For one, I’ve grown up with a bit of grit and I know failure, unlike my Patriot fan peers. To get a feel of the spoiled nature and privilege of Pats fans, one has to be subject to their environment. And what more perfect environment than a high school of teenage Bostonians growing up in the midst of the title town era. It’s a perfect experiment, and it’s incredible what observations are to be made.

All bases of sports fans are cults, but I’d make the case that New England’s is especially volatile. Being a Bills fan in New England puts you at the butt end of every joke. That’s understandable. I get it. I can handle it in stride.

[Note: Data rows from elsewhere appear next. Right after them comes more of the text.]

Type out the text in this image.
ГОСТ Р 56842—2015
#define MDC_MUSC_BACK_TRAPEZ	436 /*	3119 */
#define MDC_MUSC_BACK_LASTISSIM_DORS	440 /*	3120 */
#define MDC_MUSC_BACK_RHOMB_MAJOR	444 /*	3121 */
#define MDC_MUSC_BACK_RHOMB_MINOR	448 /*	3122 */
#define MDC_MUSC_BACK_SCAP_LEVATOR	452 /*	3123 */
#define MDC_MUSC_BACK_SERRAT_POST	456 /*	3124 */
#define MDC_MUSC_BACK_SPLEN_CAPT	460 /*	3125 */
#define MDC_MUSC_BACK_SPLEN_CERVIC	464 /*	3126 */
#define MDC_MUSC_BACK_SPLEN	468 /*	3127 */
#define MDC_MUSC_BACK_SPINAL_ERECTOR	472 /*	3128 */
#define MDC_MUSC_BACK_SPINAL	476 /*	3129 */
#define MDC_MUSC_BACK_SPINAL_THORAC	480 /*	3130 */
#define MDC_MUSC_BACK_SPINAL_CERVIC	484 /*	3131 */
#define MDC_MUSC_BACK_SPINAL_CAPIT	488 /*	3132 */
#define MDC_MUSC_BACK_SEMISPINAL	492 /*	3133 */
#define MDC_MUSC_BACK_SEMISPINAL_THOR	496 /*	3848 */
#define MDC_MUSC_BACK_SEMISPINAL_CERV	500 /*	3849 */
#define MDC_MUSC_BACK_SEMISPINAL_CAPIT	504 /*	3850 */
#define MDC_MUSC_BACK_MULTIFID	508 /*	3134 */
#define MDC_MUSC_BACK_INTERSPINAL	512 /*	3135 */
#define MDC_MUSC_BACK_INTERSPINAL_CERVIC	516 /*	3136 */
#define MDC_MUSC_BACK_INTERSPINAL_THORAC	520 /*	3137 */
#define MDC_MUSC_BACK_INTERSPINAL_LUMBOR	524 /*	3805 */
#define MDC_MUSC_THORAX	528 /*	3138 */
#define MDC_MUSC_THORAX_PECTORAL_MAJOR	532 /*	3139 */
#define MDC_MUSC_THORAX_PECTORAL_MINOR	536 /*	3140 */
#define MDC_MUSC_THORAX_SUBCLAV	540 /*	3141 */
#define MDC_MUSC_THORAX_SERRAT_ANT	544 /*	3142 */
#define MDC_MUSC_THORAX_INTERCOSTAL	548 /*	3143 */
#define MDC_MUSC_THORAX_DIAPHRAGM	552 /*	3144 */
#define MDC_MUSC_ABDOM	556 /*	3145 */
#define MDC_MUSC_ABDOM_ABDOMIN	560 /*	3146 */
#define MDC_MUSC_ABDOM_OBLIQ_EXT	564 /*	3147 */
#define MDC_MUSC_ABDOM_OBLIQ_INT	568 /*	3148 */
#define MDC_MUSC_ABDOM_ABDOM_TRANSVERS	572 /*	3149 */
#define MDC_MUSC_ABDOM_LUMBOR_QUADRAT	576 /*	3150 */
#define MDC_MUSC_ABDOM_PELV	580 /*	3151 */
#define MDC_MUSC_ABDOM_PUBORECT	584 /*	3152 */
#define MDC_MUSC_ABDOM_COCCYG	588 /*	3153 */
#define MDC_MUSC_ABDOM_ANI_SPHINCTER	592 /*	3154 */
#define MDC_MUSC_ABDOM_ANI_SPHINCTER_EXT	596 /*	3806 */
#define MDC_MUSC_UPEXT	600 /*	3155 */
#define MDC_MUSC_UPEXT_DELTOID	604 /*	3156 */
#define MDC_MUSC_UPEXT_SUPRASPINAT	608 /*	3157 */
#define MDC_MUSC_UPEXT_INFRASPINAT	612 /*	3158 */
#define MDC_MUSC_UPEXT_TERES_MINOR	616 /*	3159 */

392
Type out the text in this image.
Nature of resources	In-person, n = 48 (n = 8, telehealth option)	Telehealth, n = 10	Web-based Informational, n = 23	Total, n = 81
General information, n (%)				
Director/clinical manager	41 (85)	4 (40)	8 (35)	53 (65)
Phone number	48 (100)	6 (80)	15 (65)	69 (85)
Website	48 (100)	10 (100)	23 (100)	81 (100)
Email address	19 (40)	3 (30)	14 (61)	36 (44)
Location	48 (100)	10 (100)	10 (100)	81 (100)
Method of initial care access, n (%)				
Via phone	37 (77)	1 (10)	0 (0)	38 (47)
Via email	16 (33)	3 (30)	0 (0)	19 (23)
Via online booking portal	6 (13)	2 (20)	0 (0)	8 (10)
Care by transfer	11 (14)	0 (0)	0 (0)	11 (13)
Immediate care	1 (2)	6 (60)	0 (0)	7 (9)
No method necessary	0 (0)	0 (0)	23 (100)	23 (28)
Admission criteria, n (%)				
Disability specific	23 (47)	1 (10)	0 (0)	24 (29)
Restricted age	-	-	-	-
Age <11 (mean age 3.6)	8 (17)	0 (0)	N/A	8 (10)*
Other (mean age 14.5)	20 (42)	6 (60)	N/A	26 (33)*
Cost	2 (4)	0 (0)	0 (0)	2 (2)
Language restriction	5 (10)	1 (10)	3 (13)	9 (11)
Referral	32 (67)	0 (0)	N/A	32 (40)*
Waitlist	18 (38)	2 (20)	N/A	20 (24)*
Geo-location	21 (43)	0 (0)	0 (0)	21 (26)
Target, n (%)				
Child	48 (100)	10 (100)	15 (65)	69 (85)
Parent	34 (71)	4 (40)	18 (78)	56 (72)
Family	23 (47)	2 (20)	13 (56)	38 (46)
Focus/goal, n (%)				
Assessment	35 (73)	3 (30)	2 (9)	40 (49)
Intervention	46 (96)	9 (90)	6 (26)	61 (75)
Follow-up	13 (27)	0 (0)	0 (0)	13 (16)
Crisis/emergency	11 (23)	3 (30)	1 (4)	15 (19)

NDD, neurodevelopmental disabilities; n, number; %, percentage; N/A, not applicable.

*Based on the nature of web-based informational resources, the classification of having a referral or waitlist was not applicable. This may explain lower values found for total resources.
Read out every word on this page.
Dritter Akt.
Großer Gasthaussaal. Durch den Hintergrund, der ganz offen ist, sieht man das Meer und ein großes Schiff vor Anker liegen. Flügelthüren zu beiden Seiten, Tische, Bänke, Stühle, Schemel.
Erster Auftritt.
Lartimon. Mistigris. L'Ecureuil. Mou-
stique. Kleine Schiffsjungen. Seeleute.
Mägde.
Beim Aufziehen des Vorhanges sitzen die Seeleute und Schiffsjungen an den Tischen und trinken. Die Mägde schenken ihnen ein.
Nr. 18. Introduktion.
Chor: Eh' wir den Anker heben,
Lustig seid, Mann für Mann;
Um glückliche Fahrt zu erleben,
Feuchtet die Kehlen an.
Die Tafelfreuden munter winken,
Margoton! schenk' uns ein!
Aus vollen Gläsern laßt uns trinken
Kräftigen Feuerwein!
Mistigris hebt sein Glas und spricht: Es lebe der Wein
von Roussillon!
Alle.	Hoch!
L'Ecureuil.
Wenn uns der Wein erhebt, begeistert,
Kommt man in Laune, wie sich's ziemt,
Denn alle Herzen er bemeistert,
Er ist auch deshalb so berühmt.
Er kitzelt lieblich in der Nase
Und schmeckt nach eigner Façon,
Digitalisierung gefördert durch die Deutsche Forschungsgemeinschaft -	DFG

My fascination is what the drug of success does to these young fans: bloated egos, feeling indestructible, incredible overreactions to the smallest of hiccups on the road. It can be torture observing from the inside, and there’s only one thing that can give me solace: tuning into Patriots sports talk radio the Monday after a loss. It’s hard not to snicker listening to the personalities gripe about the impending doom of the organization. New England sports radio really is a different world.

Honestly, I’m worried for these fans. Especially the generation of kids my age that know nothing other than Brady, Belichick, and Super Bowl rings. All good things must come to an end, and I can’t wait to see what happens when the Patriots dynasty finally crumbles. Will they be able to cope with failure in the sports world? I think not.

With that thought, I can’t overstate the importance of Sunday’s game for the future of the AFC East hierarchy. If the Bills somehow pull out a victory, they will have proven they are legitimate Super Bowl contenders. I wish the Patriots and their fanbase the best of luck Sunday afternoon. They will surely need it.